Research indicates that physical activity may have beneficial effects for several aspects of cancer survivorship--specifically, weight gain, quality of life, cancer recurrence or progression, and prognosis (likelihood of survival). Most of the evidence for the potential benefits of physical activity in cancer survivors comes from people diagnosed with breast, prostate, or colorectal cancer.
Weight gain. Both reduced physical activity and the side effects of cancer treatment can contribute to weight gain after a cancer diagnosis. In a cohort study (a type of epidemiologic study), weight gain after breast cancer diagnosis was linked to worse survival. In a 2012 meta-analysis of randomized controlled clinical trials examining physical activity in cancer survivors, physical activity was found to reduce both body mass index and body weight .
Quality of life. A 2012 Cochrane Collaboration systematic review of controlled clinical trials of exercise interventions in cancer survivors indicated that physical activity may have beneficial effects on overall health-related quality of life and on specific quality-of-life issues, including body image/self-esteem, emotional well-being, sexuality, sleep disturbance, social functioning, anxiety, fatigue, and pain (33). In a 2012 meta-analysis of randomized controlled trials examining physical activity in cancer survivors, physical activity was found to reduce fatigue and depression and to improve physical functioning, social functioning, and mental health (32).
Recurrence, progression, and survival. Being physically active after a cancer diagnosis is linked to better cancer-specific outcomes for several cancer types (34).

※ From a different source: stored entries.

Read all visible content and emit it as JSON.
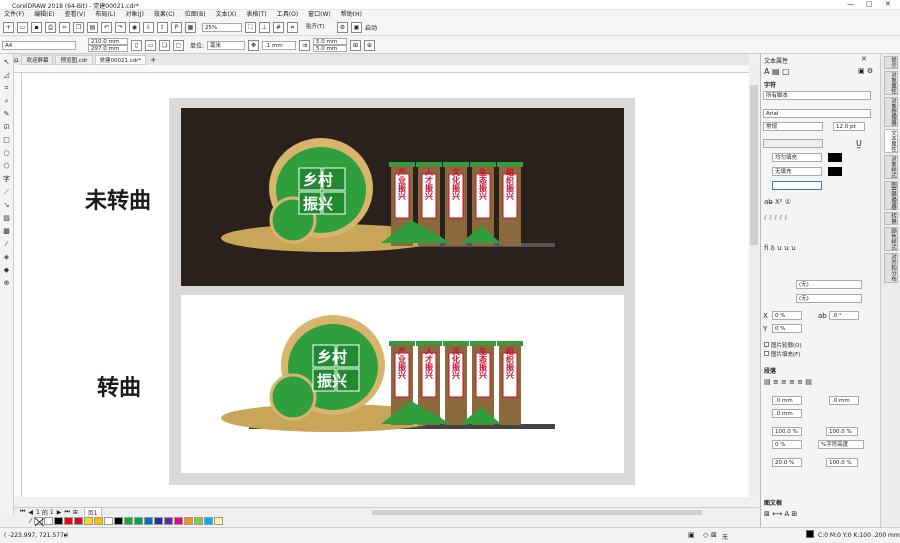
{
  "window": {
    "title": "CorelDRAW 2018 (64-Bit) - 党建00021.cdr*",
    "controls": [
      "—",
      "□",
      "✕"
    ]
  },
  "menu": [
    "文件(F)",
    "编辑(E)",
    "查看(V)",
    "布局(L)",
    "对象(J)",
    "效果(C)",
    "位图(B)",
    "文本(X)",
    "表格(T)",
    "工具(O)",
    "窗口(W)",
    "帮助(H)"
  ],
  "toolbar1": {
    "zoom": "25%",
    "snap": "贴齐(T)",
    "launch": "启动"
  },
  "toolbar2": {
    "page_size": "A4",
    "width": "210.0 mm",
    "height": "297.0 mm",
    "units_label": "单位:",
    "units": "毫米",
    "nudge": ".1 mm",
    "dup_x": "5.0 mm",
    "dup_y": "5.0 mm"
  },
  "tabs": [
    "欢迎屏幕",
    "预览图.cdr",
    "党建00021.cdr*"
  ],
  "canvas": {
    "label_top": "未转曲",
    "label_bottom": "转曲",
    "banner_title_l1": "乡村",
    "banner_title_l2": "振兴",
    "pillars": [
      "产业振兴",
      "人才振兴",
      "文化振兴",
      "生态振兴",
      "组织振兴"
    ]
  },
  "page_nav": {
    "current": "1",
    "of": "的",
    "total": "1",
    "page_tab": "页1"
  },
  "status": {
    "coords": "( -223.997, 721.577 )",
    "fill_none": "无",
    "color_info": "C:0 M:0 Y:0 K:100 .200 mm"
  },
  "panel": {
    "title": "文本属性",
    "section_char": "字符",
    "script": "所有脚本",
    "font": "Arial",
    "style": "常规",
    "size": "12.0 pt",
    "fill_label": "均匀填充",
    "bg_label": "无填充",
    "none1": "(无)",
    "none2": "(无)",
    "x_offset": "0 %",
    "y_offset": "0 %",
    "angle": ".0 °",
    "cb1": "图片轮廓(O)",
    "cb2": "图片填充(F)",
    "section_para": "段落",
    "indent1": ".0 mm",
    "indent2": ".0 mm",
    "indent3": ".0 mm",
    "spacing1": "100.0 %",
    "spacing2": "100.0 %",
    "spacing3": "0 %",
    "spacing_mode": "%字符高度",
    "char_space": "20.0 %",
    "word_space": "100.0 %",
    "section_frame": "图文框"
  },
  "docker_tabs": [
    "提示",
    "对象属性",
    "对象管理器",
    "文本属性",
    "对象样式",
    "图层管理器",
    "转换",
    "颜色样式",
    "对齐和分布"
  ],
  "palette": [
    "#ffffff",
    "#000000",
    "#e30613",
    "#c8102e",
    "#f9d71c",
    "#f5c400",
    "#ffffff",
    "#000000",
    "#1aa538",
    "#00a651",
    "#0072bc",
    "#2e3192",
    "#662d91",
    "#ec008c",
    "#f7941d",
    "#8dc63f",
    "#00aeef",
    "#fff799"
  ]
}
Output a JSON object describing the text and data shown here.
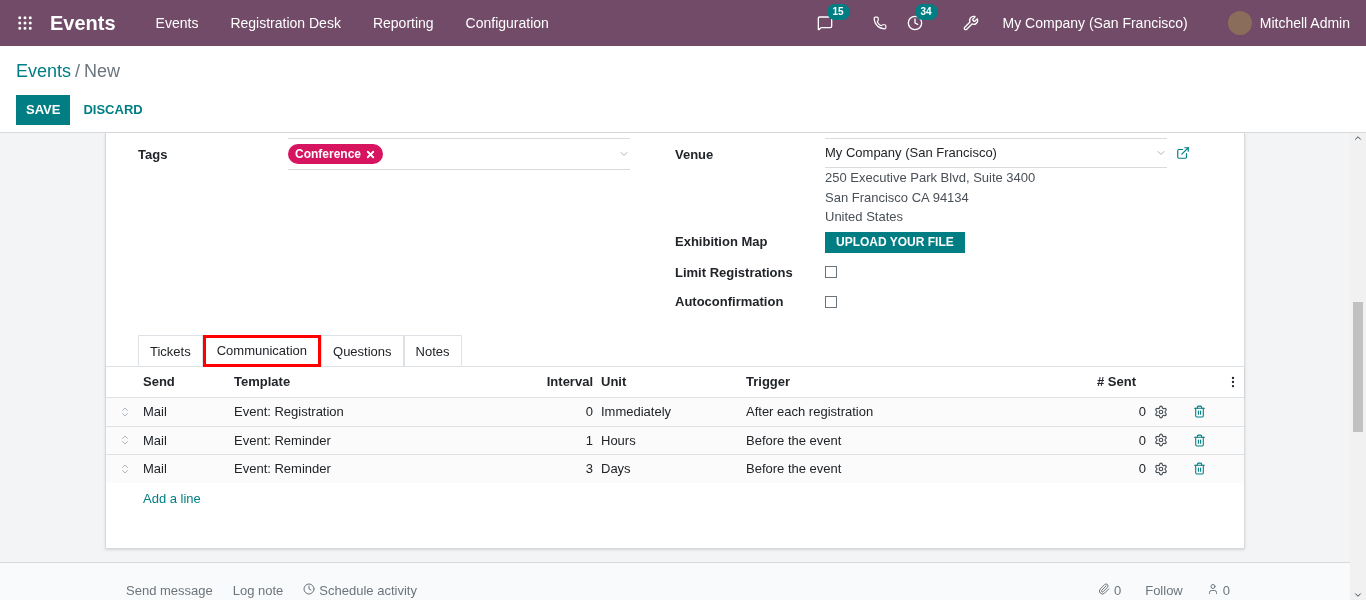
{
  "navbar": {
    "app_name": "Events",
    "menu": [
      "Events",
      "Registration Desk",
      "Reporting",
      "Configuration"
    ],
    "messages_count": "15",
    "activities_count": "34",
    "company": "My Company (San Francisco)",
    "user": "Mitchell Admin"
  },
  "breadcrumb": {
    "parent": "Events",
    "separator": "/",
    "current": "New"
  },
  "actions": {
    "save": "SAVE",
    "discard": "DISCARD"
  },
  "form": {
    "tags_label": "Tags",
    "tags": [
      {
        "label": "Conference",
        "color": "#d6145f"
      }
    ],
    "venue_label": "Venue",
    "venue": "My Company (San Francisco)",
    "address": [
      "250 Executive Park Blvd, Suite 3400",
      "San Francisco CA 94134",
      "United States"
    ],
    "exhibition_map_label": "Exhibition Map",
    "upload_button": "UPLOAD YOUR FILE",
    "checkboxes": [
      {
        "label": "Limit Registrations",
        "checked": false
      },
      {
        "label": "Autoconfirmation",
        "checked": false
      }
    ]
  },
  "tabs": [
    {
      "label": "Tickets",
      "selected": false
    },
    {
      "label": "Communication",
      "selected": true
    },
    {
      "label": "Questions",
      "selected": false
    },
    {
      "label": "Notes",
      "selected": false
    }
  ],
  "table": {
    "columns": [
      "Send",
      "Template",
      "Interval",
      "Unit",
      "Trigger",
      "# Sent"
    ],
    "rows": [
      {
        "send": "Mail",
        "template": "Event: Registration",
        "interval": "0",
        "unit": "Immediately",
        "trigger": "After each registration",
        "sent": "0"
      },
      {
        "send": "Mail",
        "template": "Event: Reminder",
        "interval": "1",
        "unit": "Hours",
        "trigger": "Before the event",
        "sent": "0"
      },
      {
        "send": "Mail",
        "template": "Event: Reminder",
        "interval": "3",
        "unit": "Days",
        "trigger": "Before the event",
        "sent": "0"
      }
    ],
    "add_line": "Add a line"
  },
  "chatter": {
    "actions": [
      "Send message",
      "Log note",
      "Schedule activity"
    ],
    "attachments": "0",
    "follow": "Follow",
    "followers": "0"
  }
}
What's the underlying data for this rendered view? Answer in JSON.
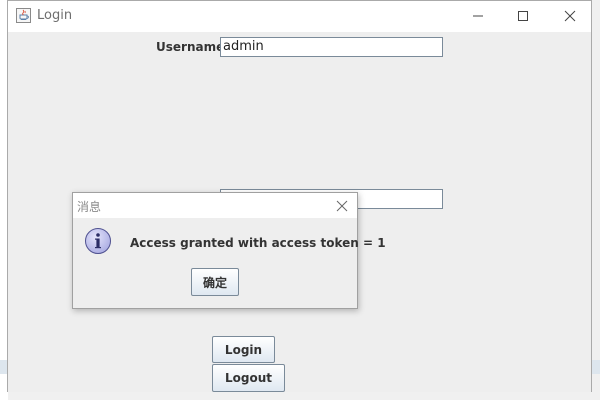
{
  "window": {
    "title": "Login",
    "controls": {
      "minimize_icon": "minimize-icon",
      "maximize_icon": "maximize-icon",
      "close_icon": "close-icon"
    }
  },
  "form": {
    "username_label": "Username",
    "username_value": "admin",
    "second_field_value": ""
  },
  "buttons": {
    "login_label": "Login",
    "logout_label": "Logout"
  },
  "dialog": {
    "title": "消息",
    "message": "Access granted with access token = 1",
    "ok_label": "确定",
    "icon": "info-icon"
  },
  "colors": {
    "window_bg": "#eeeeee",
    "titlebar_bg": "#ffffff",
    "button_gradient_bottom": "#dfe8f1",
    "info_icon_fill": "#b7b8ea"
  }
}
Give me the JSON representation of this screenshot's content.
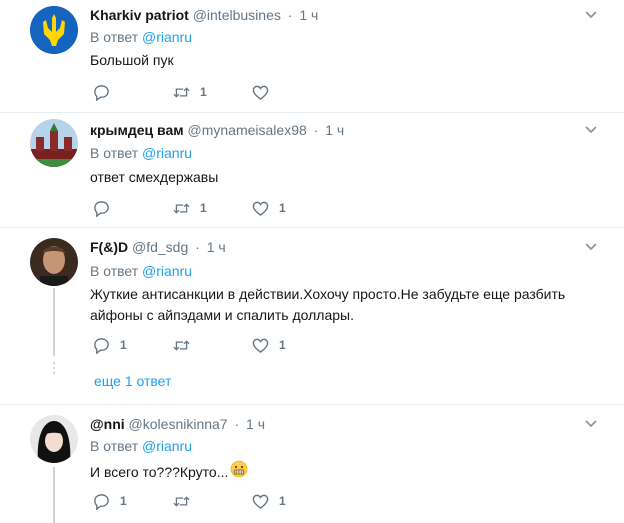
{
  "reply_prefix": "В ответ",
  "tweets": [
    {
      "name": "Kharkiv patriot",
      "handle": "@intelbusines",
      "time": "1 ч",
      "reply_to": "@rianru",
      "text": "Большой пук",
      "replies": "",
      "retweets": "1",
      "likes": ""
    },
    {
      "name": "крымдец вам",
      "handle": "@mynameisalex98",
      "time": "1 ч",
      "reply_to": "@rianru",
      "text": "ответ смехдержавы",
      "replies": "",
      "retweets": "1",
      "likes": "1"
    },
    {
      "name": "F(&)D",
      "handle": "@fd_sdg",
      "time": "1 ч",
      "reply_to": "@rianru",
      "text": "Жуткие антисанкции в действии.Хохочу просто.Не забудьте еще разбить айфоны с айпэдами и спалить доллары.",
      "replies": "1",
      "retweets": "",
      "likes": "1"
    },
    {
      "name": "@nni",
      "handle": "@kolesnikinna7",
      "time": "1 ч",
      "reply_to": "@rianru",
      "text": "И всего то???Круто...",
      "emoji": "grimacing-face",
      "replies": "1",
      "retweets": "",
      "likes": "1"
    }
  ],
  "more_replies": "еще 1 ответ",
  "colors": {
    "link": "#1da1f2",
    "muted": "#657786",
    "text": "#14171a",
    "separator": "#e6ecf0"
  }
}
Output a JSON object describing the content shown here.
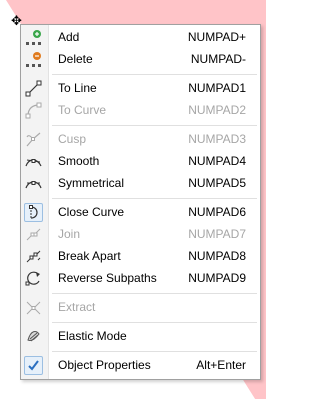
{
  "colors": {
    "background_pink": "#ffc4c8",
    "menu_bg": "#ffffff",
    "gutter_bg": "#f3f3f3",
    "disabled_text": "#a6a6a6",
    "checked_icon_blue": "#2a6fc0"
  },
  "cursor": {
    "icon": "pick-tool-cursor"
  },
  "menu": {
    "items": [
      {
        "label": "Add",
        "shortcut": "NUMPAD+",
        "icon": "add-node-icon",
        "enabled": true
      },
      {
        "label": "Delete",
        "shortcut": "NUMPAD-",
        "icon": "delete-node-icon",
        "enabled": true
      },
      {
        "label": "To Line",
        "shortcut": "NUMPAD1",
        "icon": "to-line-icon",
        "enabled": true
      },
      {
        "label": "To Curve",
        "shortcut": "NUMPAD2",
        "icon": "to-curve-icon",
        "enabled": false
      },
      {
        "label": "Cusp",
        "shortcut": "NUMPAD3",
        "icon": "cusp-icon",
        "enabled": false
      },
      {
        "label": "Smooth",
        "shortcut": "NUMPAD4",
        "icon": "smooth-icon",
        "enabled": true
      },
      {
        "label": "Symmetrical",
        "shortcut": "NUMPAD5",
        "icon": "symmetrical-icon",
        "enabled": true
      },
      {
        "label": "Close Curve",
        "shortcut": "NUMPAD6",
        "icon": "close-curve-icon",
        "enabled": true
      },
      {
        "label": "Join",
        "shortcut": "NUMPAD7",
        "icon": "join-icon",
        "enabled": false
      },
      {
        "label": "Break Apart",
        "shortcut": "NUMPAD8",
        "icon": "break-apart-icon",
        "enabled": true
      },
      {
        "label": "Reverse Subpaths",
        "shortcut": "NUMPAD9",
        "icon": "reverse-subpaths-icon",
        "enabled": true
      },
      {
        "label": "Extract",
        "shortcut": "",
        "icon": "extract-icon",
        "enabled": false
      },
      {
        "label": "Elastic Mode",
        "shortcut": "",
        "icon": "elastic-mode-icon",
        "enabled": true
      },
      {
        "label": "Object Properties",
        "shortcut": "Alt+Enter",
        "icon": "check-icon",
        "enabled": true,
        "checked": true
      }
    ]
  }
}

Breast cancer: Consistent evidence from epidemiologic studies links physical activity after diagnosis with better breast cancer outcomes. For example, a large cohort study found that women who exercised moderately (the equivalent of walking 3 to 5 hours per week at an average pace) after a breast cancer diagnosis had approximately 40% to 50% lower risks of breast cancer recurrence, death from breast cancer, and death from any cause compared with more sedentary women. The potential physical activity benefit with regard to death from breast cancer was most apparent in women with hormone receptor–positive tumors.
Another prospective cohort study found that women who had breast cancer and who engaged in recreational physical activity roughly equivalent to walking at an average pace of 2 to 2.9 mph for 1 hour per week had a 35% to 49% lower risk of death from breast cancer compared with women who engaged in less physical activity.
Colorectal cancer: Evidence from multiple epidemiologic studies suggests that physical activity after a colorectal cancer diagnosis is associated with reduced risks of dying from colorectal cancer. In a large prospective cohort of patients with colorectal cancer, those who engaged in leisure-time physical activity had a 31% lower risk of death than those who did not, independent of their leisure-time physical activity before diagnosis.
Prostate cancer: Limited evidence from a few epidemiologic studies has suggested a possible link between physical activity and better outcomes among men diagnosed with prostate cancer. In one study, men with nonmetastatic prostate cancer who engaged in vigorous activity for at least 3 hours per week had a 61% lower risk of death from prostate cancer compared with men who engaged in vigorous activity for less than 1 hour per week. Another study of men with localized prostate cancer found that higher levels of physical activity were associated with reduced overall and prostate cancer–specific mortality.
Findings from epidemiologic studies cannot completely exclude reverse causation as a possible explanation of the link between physical activity and better cancer outcomes. That is, people who feel good are more likely to exercise and be physically active than people who do not feel good.